Pensons à l’invention de cette science de l’ancien français au XIXe siècle, pensons à ce qu’elle symbolisait de réappropriation de notre histoire et de notre culture, pensons aux progrès qu’elle permit de réaliser dans la connaissance de cinq siècles de littérature, pensons aux grands médiévistes dont l’université française peut s’enorgueillir, et pensons aux intérêts mesquins d’un concours qui se réforme sans bruit et sans gloire : il y a de quoi être amer, de quoi rallier tous ceux qui protestent, interpellent et se mobilisent pour que la formation des enseignants reste à la hauteur des ambitions fixées par une République éprise d’éducation.

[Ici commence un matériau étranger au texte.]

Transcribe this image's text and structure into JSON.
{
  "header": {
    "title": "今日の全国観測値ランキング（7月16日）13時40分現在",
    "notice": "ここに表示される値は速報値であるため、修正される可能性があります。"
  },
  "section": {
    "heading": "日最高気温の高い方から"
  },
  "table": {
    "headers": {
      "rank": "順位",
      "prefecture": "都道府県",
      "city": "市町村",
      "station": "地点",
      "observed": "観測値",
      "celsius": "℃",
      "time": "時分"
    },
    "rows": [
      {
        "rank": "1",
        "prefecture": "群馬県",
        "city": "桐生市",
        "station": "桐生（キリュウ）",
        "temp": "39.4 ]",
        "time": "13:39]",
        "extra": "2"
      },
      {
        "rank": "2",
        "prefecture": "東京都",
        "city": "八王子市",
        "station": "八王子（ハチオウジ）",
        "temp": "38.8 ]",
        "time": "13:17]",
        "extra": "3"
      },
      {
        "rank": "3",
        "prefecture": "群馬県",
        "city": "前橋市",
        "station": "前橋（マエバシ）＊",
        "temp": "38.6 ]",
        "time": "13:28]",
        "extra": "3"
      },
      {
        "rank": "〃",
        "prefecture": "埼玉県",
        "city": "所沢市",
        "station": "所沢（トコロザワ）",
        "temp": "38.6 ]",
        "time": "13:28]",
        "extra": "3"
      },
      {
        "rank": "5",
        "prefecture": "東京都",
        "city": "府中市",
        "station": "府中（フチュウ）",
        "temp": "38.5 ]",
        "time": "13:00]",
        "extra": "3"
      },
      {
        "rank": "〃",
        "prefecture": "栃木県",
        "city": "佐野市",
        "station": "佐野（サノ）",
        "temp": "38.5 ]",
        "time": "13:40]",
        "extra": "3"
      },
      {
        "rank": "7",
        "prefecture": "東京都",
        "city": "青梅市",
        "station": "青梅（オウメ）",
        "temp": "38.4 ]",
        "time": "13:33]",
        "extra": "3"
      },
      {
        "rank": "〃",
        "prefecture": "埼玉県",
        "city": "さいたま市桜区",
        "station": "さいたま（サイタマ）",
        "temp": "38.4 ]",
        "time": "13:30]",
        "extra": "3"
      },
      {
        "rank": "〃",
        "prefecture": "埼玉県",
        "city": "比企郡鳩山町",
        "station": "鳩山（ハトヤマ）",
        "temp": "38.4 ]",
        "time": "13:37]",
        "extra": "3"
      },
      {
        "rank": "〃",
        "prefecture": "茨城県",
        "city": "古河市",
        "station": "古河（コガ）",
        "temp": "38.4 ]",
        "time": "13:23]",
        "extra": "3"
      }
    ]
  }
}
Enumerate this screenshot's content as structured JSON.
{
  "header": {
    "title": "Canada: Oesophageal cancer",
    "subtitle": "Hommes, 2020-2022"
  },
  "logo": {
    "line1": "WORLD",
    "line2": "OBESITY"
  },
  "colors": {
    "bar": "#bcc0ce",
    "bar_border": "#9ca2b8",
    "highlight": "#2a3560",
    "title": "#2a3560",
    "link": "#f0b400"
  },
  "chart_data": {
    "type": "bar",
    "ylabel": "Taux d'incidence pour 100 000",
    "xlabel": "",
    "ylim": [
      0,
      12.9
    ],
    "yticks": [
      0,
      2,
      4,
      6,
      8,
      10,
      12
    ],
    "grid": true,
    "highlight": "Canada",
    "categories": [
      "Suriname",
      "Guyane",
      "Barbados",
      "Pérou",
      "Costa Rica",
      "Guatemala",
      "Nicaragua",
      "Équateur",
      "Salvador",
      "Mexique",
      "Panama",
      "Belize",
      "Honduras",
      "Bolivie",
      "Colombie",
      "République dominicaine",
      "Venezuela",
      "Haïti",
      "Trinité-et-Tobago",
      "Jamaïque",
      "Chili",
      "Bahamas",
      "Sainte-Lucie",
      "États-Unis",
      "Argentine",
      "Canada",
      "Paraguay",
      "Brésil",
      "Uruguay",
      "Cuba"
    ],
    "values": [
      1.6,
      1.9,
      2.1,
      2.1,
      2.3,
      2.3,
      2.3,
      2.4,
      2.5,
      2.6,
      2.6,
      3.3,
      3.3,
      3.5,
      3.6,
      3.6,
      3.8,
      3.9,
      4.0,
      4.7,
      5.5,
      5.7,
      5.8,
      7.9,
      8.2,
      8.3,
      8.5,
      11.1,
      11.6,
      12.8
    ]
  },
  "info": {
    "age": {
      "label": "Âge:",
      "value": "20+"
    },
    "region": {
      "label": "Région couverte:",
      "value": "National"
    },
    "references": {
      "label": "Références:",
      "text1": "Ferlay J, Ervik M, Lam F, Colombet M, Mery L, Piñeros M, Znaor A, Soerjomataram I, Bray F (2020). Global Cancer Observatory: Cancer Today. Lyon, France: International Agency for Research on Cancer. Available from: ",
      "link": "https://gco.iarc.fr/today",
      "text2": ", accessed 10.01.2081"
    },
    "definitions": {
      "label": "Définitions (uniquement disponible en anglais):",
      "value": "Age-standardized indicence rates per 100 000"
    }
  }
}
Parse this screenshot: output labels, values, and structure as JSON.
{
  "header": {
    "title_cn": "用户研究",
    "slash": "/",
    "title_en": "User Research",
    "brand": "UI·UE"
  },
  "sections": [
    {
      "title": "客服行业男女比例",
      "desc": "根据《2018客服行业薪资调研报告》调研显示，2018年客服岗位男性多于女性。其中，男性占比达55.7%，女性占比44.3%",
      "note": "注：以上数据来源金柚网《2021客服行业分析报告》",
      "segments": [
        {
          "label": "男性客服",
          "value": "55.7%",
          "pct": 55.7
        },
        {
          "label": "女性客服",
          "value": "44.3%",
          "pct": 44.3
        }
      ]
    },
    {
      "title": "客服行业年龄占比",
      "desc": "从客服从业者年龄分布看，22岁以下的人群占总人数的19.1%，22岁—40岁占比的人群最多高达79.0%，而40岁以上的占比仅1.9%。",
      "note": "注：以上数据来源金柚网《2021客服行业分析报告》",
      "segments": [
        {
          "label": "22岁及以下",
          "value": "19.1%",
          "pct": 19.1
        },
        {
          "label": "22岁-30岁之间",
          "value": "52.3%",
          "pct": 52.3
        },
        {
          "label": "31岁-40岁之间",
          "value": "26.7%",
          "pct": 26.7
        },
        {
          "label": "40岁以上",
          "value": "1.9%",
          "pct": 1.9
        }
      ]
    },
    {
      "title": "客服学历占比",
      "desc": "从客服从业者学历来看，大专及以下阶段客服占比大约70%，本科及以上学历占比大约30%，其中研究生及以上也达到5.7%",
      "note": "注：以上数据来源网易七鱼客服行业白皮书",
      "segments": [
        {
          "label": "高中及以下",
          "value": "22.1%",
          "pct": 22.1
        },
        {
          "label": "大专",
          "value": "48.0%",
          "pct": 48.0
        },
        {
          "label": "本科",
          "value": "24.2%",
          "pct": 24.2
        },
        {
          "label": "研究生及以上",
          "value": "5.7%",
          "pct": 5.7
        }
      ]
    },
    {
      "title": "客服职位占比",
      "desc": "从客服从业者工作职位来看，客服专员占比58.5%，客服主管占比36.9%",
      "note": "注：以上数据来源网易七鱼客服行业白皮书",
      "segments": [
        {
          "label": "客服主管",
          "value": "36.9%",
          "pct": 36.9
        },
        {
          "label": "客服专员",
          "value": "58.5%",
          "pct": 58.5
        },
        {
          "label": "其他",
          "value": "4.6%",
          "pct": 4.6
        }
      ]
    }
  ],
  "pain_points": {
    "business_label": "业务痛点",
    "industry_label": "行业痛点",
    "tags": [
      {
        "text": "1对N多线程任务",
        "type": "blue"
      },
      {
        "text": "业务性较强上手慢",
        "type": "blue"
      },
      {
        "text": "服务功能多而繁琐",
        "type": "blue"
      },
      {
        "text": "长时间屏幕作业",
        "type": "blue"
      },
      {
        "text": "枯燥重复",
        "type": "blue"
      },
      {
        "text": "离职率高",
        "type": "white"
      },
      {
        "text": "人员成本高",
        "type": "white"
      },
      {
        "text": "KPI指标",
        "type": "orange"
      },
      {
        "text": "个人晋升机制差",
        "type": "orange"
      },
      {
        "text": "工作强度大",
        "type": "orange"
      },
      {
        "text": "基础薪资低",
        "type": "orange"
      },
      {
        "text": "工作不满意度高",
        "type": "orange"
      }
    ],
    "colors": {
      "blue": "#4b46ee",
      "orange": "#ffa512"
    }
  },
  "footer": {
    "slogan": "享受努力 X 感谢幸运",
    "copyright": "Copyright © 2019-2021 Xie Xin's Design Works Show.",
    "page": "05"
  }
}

Le fameux « niveau des élèves », si cher à la société, ne montera jamais si, dans le même temps, le niveau des enseignants diminue.
Le Moyen Âge, si longtemps associé aux temps gothiques, aux temps barbares, en disparaissant du CAPES, signe véritablement le retour des temps obscurs.
Pascal Caglar
Nous nous préparons des heures amères si nous supprimons la connaissances des cultures anciennes et traditionnelles. Au delà même des questions de langue et de grammaire, je mesure à quel point la connaissance des cultures autres que la culture occidentale contemporaine est vitale pour nous, et à quel point nous, qui en détenons les clés, avons un rôle majeur à jouer dans la transmission du sens. Ce ne sera pas la peine de pleurer le jour où nos dirigeants se demanderont ce qui se passe et où le sens des institutions a pu se perdre.